Ma è stato intrapreso un dibattito su un piano di sviluppo economico sul medio-lungo periodo, un progetto che vada al di là della risposta immediata alla crisi?
Anche in questo caso, purtroppo, la risposta è no. La Grecia è ancora preda dei demoni del passato, e non riesce a guardare al futuro. Il 55% della forza lavoro nel paese è impiegato in tre settori: amministrazione pubblica, commercio e costruzioni. Tutti settori basati sul credito, e ora in crisi profonda. Ma come ri-orientare lo sviluppo? Nessun piano a riguardo. Abbiamo 1,5 milioni di disoccupati. Cosa farne, in quale settore indirizzare la loro riqualificazione professionale? Nessuno ne parla.
La campagna elettorale è stata un’occasione perduta di confronto vero sul futuro. Purtroppo, i cittadini greci non sono pronti a questa discussione, preferiscono cercare capri espiatori. Anche perché i media sono controllati dalla stessa élite politico-economica che ha portato il paese al disastro.
La Grecia dovrà rinunciare al suo welfare-state? Fino a che punto?
Lo stato greco spende oggi almeno il 15-20% in più di quanto si potrebbe permettere, è quindi inevitabile che ci saranno nuovi tagli. Non c’è alternativa.
Come giudica il processo di ristrutturazione del debito greco portato avanti fino ad ora?
Il cosiddetto “haircut”, cioè il taglio del valore nominale dei titoli greci, è stato soprattutto un’operazione di marketing. I creditori privati hanno sì subito un taglio, ma poi il flusso di denaro è stato nuovamente rimesso in circolo con l’operazione di ricapitalizzazione delle banche, e alla fine la quantità di debito reale non è diminuita. Quello che è successo, è che si è aumentata la maturità del debito, abbassando i tassi di interesse.
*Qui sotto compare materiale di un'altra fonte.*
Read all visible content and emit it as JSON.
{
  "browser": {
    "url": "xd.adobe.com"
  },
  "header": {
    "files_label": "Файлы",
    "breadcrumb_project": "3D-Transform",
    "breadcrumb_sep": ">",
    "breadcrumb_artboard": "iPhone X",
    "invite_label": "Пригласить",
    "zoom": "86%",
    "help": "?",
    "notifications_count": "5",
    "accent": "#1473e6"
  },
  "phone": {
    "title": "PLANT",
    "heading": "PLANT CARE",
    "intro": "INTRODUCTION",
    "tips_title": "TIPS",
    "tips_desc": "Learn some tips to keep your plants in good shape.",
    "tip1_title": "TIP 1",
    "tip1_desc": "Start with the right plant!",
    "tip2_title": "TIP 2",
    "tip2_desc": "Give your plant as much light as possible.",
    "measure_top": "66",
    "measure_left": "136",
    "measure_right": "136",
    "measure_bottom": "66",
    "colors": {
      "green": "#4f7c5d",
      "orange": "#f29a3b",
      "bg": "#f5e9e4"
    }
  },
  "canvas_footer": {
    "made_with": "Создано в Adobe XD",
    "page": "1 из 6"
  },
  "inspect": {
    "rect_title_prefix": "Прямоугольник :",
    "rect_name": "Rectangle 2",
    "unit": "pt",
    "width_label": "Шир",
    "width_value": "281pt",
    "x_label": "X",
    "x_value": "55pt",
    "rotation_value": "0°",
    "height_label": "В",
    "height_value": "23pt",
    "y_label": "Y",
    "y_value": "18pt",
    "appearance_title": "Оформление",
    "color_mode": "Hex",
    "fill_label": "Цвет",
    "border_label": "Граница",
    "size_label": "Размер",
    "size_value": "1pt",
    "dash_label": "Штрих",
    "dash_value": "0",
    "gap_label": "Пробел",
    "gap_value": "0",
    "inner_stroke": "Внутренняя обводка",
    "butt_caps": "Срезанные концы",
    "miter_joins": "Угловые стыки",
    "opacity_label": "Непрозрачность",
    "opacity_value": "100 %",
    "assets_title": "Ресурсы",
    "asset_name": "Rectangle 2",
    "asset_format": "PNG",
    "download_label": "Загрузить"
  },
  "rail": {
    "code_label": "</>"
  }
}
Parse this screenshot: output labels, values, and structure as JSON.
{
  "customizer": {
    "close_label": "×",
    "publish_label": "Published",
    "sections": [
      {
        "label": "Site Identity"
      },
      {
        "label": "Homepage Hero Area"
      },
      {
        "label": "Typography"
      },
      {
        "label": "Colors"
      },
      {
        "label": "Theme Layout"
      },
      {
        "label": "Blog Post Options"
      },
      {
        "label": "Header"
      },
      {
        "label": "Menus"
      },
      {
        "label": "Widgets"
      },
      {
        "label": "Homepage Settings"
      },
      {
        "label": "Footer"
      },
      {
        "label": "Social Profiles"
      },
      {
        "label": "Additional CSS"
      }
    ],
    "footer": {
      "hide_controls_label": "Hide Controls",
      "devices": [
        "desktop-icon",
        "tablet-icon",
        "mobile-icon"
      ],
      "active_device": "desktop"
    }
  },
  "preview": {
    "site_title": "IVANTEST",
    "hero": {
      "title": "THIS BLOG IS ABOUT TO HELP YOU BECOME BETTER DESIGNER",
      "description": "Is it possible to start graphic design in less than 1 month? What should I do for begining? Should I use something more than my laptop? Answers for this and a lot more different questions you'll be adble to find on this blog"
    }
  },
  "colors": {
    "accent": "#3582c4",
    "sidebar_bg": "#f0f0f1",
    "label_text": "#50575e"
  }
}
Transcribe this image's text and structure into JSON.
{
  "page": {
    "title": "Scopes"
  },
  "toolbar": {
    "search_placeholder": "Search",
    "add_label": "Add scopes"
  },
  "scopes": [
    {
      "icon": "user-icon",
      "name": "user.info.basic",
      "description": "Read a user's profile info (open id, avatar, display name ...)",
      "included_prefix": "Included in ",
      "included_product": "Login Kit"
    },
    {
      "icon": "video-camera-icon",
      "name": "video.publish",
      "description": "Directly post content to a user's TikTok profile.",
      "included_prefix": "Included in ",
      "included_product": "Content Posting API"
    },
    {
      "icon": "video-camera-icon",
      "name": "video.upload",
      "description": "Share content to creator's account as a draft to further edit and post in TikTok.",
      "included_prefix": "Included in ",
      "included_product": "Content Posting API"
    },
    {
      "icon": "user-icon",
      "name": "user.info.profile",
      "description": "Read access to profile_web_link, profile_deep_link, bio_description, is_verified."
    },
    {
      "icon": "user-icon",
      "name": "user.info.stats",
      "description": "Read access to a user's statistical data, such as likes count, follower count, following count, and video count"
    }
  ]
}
E’ un passo importante, ma serve soprattutto a prendere tempo.
Con la vittoria di François Hollande in Francia, la linea di austerità a tutti costi, spinta soprattutto dalla Germania, sembra messa in discussione. Pensa che questo avrà riflessi importanti sulla Grecia?
Forse ci sarà un cambiamento di rotta a livello europeo, anche se non immediato. Purtroppo, però, credo che per la Grecia sia troppo tardi. Personalmente sono convinto che alla fine, per motivi diversi, saranno proprio i due estremi della catena, Grecia e Germania, ad abbandonare la moneta unica.